Thandar leaned over and peered into the darkness beneath. He could see nothing. His own body was between the moon and the hole in the roof, shutting out the rays of the satellite from the interior.
The man lowered his legs cautiously over the edge of the hole. Feeling about, his feet came in contact with a rafter. A moment later his whole body had disappeared with the temple. Cling to the edge of the hold with one hand, Thandar squatted upon the rafter above the temple floor.
Now that his body no longer closed the aperture in the roof the moonlight poured through it throwing a brilliant flood upon a portion of the floor at the opposite side of the interior. The balance was feebly lighted by the diffused moonlight.
The temple seemed to consist of a single large room. In the center was a raised platform, and also about the walls. From the rafters hung baskets containing human skulls—one sung directly in the moonlight beneath Thandar. He could see its grisly contents plainly.
His eyes followed the moonlight toward the area which it touched upon the far side of the room. It reminded Waldo Emerson of a spot light thrown from the gallery of theater upon the stage.
Directly in the center of the light a woman lay asleep upon the platform. Thandar’s heart stood still. About her figure was wrapped the gloss hide of Nagoola. Over one bare, brown arm billed a wealth of thick, black hair, fine as silk, upon the third finger of the left hand blazed a large solitaire. The woman’s face was turned toward the wall—but Thandar knew that he could not be mistaken—it was Nadara.

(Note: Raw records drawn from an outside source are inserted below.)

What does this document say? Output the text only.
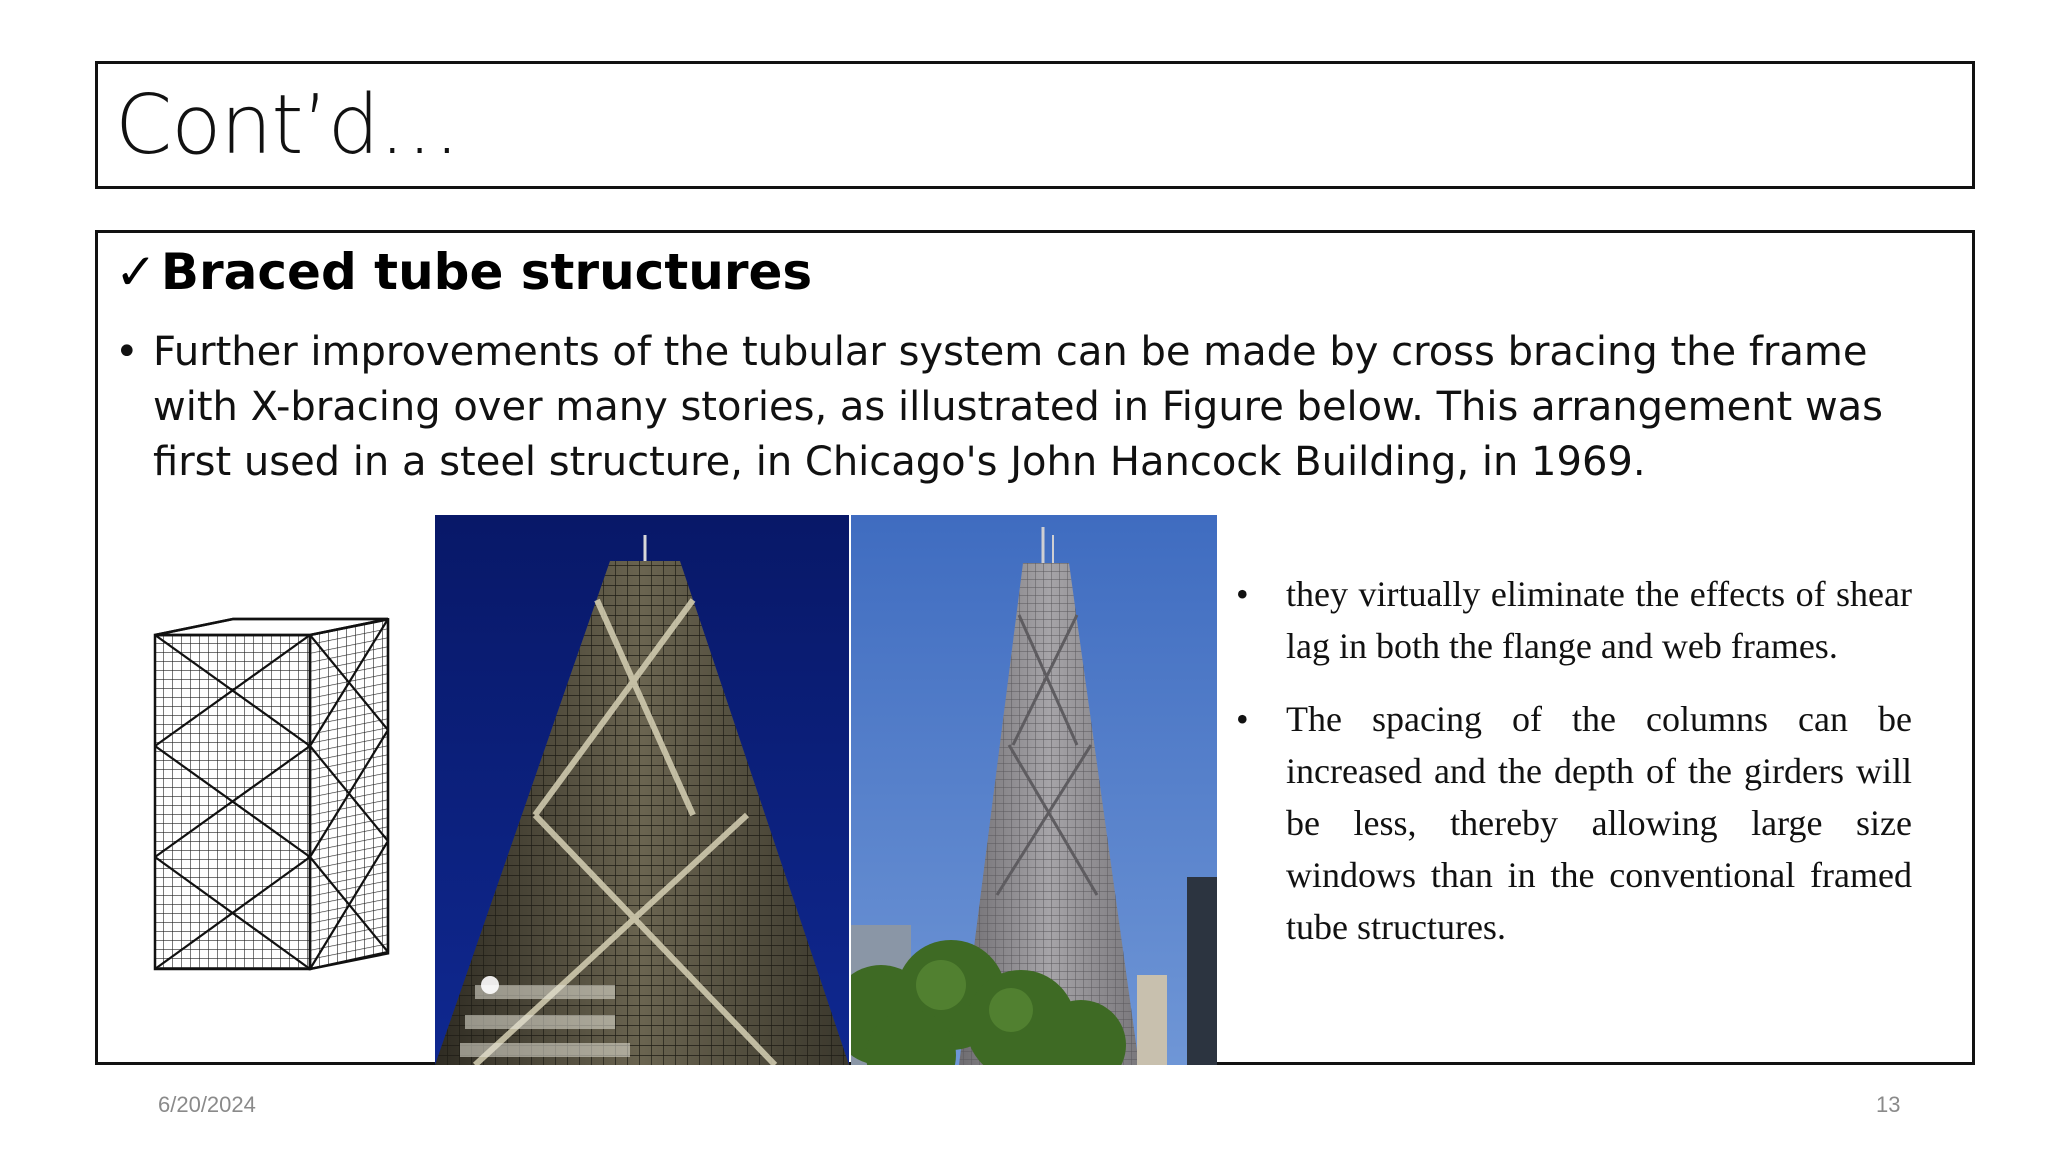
Cont’d…
✓Braced tube structures
• Further improvements of the tubular system can be made by cross bracing the frame with X-bracing over many stories, as illustrated in Figure below. This arrangement was first used in a steel structure, in Chicago's John Hancock Building, in 1969.
• they virtually eliminate the effects of shear lag in both the flange and web frames.
• The spacing of the columns can be increased and the depth of the girders will be less, thereby allowing large size windows than in the conventional framed tube structures.
6/20/2024	13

From the rafter upon which he squatted to the floor below was not over twelve or fifteen feet. Thandar swung downward, clinging to the rafter with his hands, and dropped, cat-like, upon his naked feet to the floor below.
The almost noiseless descent was sufficient, however, to awaken the sleeper. With the quickness of a panther she swung around and was upon her feet facing the man almost the instant he alighted. The moonlight was now full upon her face. Thandar rushed forward to take her in his arms.